1759-12-05, de Voltaire [François Marie Arouet] à Charles Augustin Feriol, comte d'Argental.

Mon cher ange que dites vous de Luc qui me mande le 17 je vous écriray plus au long de Dresde dans trois jours, et le troisième jour vous savez ce qui luy arrive.
Vous voyez qu'il ne faut compter sur rien pas même sur nos flottes, pas même sur les tragédies de Mr de Tibouville. Voyez ce qui arrive à frère Bertier, il va à Versailles dans toutte sa gloire et meurt en bâillant. On n'est sûr de rien dans ce monde. J'en excepte Tancrede. Vous devez être sûr, mon divin ange, que je la mettray à vos pieds; et si elle a le sort du Tibouville ce ne sera pas sans y avoir bien songé. Je me flatte que Spartacus va se montrer. Seriez vous assez ange pour faire dire au faiseur de Spartacus que mes chevaliers n'osent se battre contre ses gladiateurs, et que mon estime et mon amitié luy ont cédé volontiers le pas?
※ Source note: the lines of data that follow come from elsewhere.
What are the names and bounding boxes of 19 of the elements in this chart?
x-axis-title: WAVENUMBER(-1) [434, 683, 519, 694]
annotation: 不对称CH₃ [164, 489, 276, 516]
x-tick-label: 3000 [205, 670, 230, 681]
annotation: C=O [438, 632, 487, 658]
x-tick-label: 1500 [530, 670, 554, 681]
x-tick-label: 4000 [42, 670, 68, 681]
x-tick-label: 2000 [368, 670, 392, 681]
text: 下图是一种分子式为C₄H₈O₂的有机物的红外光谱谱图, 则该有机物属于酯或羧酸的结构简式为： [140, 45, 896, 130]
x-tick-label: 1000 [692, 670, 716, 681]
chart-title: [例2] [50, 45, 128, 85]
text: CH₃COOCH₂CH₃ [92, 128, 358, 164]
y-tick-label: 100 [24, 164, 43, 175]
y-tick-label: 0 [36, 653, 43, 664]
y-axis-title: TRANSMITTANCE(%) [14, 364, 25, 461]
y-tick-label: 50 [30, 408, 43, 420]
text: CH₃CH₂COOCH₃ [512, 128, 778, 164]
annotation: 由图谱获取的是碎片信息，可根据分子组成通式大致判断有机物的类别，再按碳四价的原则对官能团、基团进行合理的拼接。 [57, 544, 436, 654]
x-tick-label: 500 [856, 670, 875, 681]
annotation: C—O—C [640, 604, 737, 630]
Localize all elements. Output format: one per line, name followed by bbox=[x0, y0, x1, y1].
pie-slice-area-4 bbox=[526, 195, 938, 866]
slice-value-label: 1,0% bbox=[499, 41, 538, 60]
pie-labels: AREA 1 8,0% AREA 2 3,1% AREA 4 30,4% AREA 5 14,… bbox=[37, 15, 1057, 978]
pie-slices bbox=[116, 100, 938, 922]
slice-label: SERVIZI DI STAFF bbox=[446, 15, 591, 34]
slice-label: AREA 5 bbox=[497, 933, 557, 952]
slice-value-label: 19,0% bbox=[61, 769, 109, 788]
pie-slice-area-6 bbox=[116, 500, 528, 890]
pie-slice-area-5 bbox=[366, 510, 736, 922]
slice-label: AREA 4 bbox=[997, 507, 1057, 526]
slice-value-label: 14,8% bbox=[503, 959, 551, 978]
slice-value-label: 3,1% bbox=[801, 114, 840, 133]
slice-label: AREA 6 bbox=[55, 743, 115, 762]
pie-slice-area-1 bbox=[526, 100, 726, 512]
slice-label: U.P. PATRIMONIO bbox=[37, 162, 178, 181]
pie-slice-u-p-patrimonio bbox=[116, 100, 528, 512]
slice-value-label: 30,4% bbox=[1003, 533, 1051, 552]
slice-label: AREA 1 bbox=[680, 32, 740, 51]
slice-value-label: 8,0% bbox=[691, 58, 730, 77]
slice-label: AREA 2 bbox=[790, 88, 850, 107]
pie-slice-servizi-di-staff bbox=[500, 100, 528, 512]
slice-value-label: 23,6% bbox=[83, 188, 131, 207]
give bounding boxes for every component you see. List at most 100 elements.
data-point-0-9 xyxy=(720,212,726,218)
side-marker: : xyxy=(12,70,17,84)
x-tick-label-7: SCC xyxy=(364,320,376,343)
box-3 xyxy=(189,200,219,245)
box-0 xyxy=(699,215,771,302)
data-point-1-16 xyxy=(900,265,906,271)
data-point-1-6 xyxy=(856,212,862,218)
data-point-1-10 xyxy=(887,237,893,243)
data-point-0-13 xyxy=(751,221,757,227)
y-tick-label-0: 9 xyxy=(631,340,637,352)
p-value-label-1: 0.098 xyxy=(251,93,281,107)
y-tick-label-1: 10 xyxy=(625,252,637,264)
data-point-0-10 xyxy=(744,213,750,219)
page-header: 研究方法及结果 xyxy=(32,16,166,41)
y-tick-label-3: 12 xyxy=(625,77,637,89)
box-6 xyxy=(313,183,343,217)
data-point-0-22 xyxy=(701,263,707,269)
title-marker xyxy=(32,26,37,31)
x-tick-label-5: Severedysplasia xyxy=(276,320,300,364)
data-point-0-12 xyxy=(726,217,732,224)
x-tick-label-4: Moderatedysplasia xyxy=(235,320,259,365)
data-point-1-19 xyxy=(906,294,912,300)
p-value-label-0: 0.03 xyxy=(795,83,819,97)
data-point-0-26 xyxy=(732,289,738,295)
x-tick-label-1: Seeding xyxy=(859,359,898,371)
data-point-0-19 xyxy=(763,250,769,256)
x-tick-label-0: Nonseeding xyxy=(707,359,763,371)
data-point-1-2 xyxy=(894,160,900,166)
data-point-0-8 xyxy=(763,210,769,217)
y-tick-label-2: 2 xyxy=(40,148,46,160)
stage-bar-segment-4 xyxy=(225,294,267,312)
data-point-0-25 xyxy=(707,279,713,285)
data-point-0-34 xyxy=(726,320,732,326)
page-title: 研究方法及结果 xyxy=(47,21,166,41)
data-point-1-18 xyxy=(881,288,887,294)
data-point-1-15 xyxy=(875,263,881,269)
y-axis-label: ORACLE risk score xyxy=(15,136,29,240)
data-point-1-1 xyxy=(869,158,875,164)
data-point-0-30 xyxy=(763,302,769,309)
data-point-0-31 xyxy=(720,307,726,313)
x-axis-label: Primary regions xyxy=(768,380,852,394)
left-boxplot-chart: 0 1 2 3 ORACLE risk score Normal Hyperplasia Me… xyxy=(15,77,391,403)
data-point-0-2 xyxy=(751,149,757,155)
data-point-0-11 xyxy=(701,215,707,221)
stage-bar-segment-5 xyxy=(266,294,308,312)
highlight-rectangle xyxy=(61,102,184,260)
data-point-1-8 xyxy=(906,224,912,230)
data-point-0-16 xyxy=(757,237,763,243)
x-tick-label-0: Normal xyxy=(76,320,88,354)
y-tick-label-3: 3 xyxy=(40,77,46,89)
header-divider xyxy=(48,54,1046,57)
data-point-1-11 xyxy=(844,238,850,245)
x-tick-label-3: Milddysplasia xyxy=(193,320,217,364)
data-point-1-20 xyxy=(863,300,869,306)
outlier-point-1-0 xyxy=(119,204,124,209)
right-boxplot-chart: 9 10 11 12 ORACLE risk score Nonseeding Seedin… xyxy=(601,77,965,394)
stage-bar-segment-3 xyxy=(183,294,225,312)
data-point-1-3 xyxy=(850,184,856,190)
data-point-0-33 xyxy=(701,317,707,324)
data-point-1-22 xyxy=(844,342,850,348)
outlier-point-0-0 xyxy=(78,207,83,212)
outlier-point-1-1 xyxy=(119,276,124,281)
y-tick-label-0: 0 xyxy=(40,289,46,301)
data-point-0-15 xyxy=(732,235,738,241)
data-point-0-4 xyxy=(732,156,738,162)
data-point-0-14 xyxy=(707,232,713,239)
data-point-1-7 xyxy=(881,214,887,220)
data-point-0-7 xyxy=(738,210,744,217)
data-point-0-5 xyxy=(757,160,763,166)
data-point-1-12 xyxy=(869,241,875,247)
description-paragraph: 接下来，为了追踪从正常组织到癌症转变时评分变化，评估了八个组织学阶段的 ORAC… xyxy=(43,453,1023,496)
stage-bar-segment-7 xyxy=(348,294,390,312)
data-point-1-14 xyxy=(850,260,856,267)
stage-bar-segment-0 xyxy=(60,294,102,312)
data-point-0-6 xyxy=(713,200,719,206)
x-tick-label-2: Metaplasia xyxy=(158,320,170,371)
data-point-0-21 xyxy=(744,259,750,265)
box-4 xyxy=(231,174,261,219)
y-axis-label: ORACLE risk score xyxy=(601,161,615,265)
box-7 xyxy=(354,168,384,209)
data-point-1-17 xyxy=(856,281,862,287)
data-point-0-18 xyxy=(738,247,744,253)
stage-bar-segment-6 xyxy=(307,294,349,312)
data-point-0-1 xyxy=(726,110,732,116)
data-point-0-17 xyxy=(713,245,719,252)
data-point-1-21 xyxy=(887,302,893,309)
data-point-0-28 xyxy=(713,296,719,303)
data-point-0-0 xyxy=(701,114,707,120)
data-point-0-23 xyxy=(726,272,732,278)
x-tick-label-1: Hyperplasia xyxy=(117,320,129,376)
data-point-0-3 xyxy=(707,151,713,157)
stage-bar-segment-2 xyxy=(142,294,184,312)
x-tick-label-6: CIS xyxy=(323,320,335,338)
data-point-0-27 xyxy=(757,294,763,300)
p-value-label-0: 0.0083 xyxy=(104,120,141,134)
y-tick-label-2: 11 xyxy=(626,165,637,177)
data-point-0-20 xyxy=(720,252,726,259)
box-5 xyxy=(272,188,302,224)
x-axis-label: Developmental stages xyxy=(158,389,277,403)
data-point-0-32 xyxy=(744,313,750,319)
Je vois que la prose du traducteur de Pope ne luy a point du tout réussi. Pouriez vous avoir la bonté de me dire si ses successeurs écrivent plus rondement et ont le stile moins dur? Que pense t'on des billets ou actions des fermes? Il est bien bas de vous parler de cette prose ou plustôt de ces chifres aulieu de vous envoyer des tirades d'Amenaide en vers croizez. Mais on n'est pas toujours sur Pegaze, on est balotté dans le même vaissau où vous criez tous miséricorde.

Vous croyez bien que je n'ay pas oublié avec m. le duc de Choiseuil l'anecdote du 17 novembre. Oh je crois qu'il doit être content et lassé de moy. Mettez moy mon divin ange sous ses ailes et sous les vôtres et sous celles de madame Scaliger.

V.

Et jamais à Geneve s'il vous plaît, mais par Geneve. Voulez vous qu'on me prenne pr un huguenot réfugié?